Dad made his home brew beer and we made homemade rootbeer. We had a cellar on the house and it was cool in there so we would store it there. But none of us would ever wait until it was ready to drink. Sometimes we would have it drank before it was cool. But want to leave a testament that I forgive my dad. I want to say that I have put everything behind me for all the inconvenience he caused the family. It was a little rough at times but then I have to weigh that against the kindness he extended to the people who were widows in Castle Gate, Winter Quarters and Scofield and what he did for them. As the old chicken said, “When I take it out of my craw”.
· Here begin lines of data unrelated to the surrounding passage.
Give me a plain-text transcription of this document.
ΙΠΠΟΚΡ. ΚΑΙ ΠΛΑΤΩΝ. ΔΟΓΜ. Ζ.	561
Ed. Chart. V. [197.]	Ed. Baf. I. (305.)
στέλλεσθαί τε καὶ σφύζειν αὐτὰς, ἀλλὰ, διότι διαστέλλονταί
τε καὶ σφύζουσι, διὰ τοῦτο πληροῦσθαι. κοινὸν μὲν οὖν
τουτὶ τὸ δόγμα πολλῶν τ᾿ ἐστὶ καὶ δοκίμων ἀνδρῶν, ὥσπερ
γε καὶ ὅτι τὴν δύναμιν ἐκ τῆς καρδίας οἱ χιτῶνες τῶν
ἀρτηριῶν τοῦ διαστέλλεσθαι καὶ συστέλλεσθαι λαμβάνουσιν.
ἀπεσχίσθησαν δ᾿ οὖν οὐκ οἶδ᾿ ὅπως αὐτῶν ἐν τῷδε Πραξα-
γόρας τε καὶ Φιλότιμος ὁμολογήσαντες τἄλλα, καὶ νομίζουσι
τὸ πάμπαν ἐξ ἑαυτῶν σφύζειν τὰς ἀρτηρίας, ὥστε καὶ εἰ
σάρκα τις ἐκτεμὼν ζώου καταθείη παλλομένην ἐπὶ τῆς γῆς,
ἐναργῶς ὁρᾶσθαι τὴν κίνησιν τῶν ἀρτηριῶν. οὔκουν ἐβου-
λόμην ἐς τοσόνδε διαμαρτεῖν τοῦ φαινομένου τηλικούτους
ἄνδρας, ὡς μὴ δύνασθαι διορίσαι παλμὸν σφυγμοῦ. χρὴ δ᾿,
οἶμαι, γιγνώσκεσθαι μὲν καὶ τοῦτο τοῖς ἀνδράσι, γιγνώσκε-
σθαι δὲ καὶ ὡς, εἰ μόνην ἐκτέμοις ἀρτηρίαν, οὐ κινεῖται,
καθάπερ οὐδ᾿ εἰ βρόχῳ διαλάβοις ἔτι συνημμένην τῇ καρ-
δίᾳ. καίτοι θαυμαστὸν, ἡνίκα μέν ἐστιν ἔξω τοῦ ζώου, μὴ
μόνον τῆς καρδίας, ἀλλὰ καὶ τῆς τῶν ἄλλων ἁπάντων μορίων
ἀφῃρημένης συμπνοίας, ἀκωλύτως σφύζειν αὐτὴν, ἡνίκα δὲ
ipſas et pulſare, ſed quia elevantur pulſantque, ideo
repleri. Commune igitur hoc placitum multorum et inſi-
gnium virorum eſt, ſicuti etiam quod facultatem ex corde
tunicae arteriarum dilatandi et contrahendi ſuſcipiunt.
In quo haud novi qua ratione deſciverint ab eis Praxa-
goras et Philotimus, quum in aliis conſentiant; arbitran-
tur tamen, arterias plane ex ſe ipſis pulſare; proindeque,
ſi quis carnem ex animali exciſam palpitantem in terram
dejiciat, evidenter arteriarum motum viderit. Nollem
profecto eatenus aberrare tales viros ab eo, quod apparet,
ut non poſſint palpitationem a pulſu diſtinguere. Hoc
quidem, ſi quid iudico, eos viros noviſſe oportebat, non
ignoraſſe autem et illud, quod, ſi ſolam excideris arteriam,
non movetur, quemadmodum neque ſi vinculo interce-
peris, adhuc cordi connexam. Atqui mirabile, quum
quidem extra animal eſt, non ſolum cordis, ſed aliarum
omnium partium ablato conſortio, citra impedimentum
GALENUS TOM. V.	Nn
I have nothing but praise for mother I know our original mother Florence Hall owes her a debt of gratitude for taking care of her children. . She always cleaned. During the Depression she cleaned houses in Castle Gate so we could eat. We had a good woman as an alternate mother. Later on she went down to Price to get a job. There she met this old sheepherder, Menal Taylor. He was a nice man and a gentleman. Well they got married and moved down to Salina, Utah. They had the nicest romance to which they were both entitled. They made a good life they would go hunting rocks and they would crochet together and this and that. She still cooked an excellent dinner. I remember all us kids would still go over there and having one of her dinners. Somehow she always had money to put good food on the table and her house was always clean. We appreciated her, al of us. When she was in the hospital Ethel would wash her clothes and bring her a newspaper. Helen would come to see her most every day and see if she was all right. At 91 she began to have some problems so we took her to the hospital in Intensive Care one night. She had the nurse send for me so we went down. She said, “Jim, I’m not going to lay here like this. You tell them to take me back to the Rest home. I want to die there. I’ve had my life and I am contented now.” The next day she died. I had the honor of conducting her funeral and giving her the praise she deserved I hope someday to see and praise her in Heaven standing with Florence May Hall my birth mother receiving me and thanking her for her service to our family.
This is a story that I felt compelled to do because of the spring conference of 1999. The conference was all on the family and I hadn’t told my story of my family.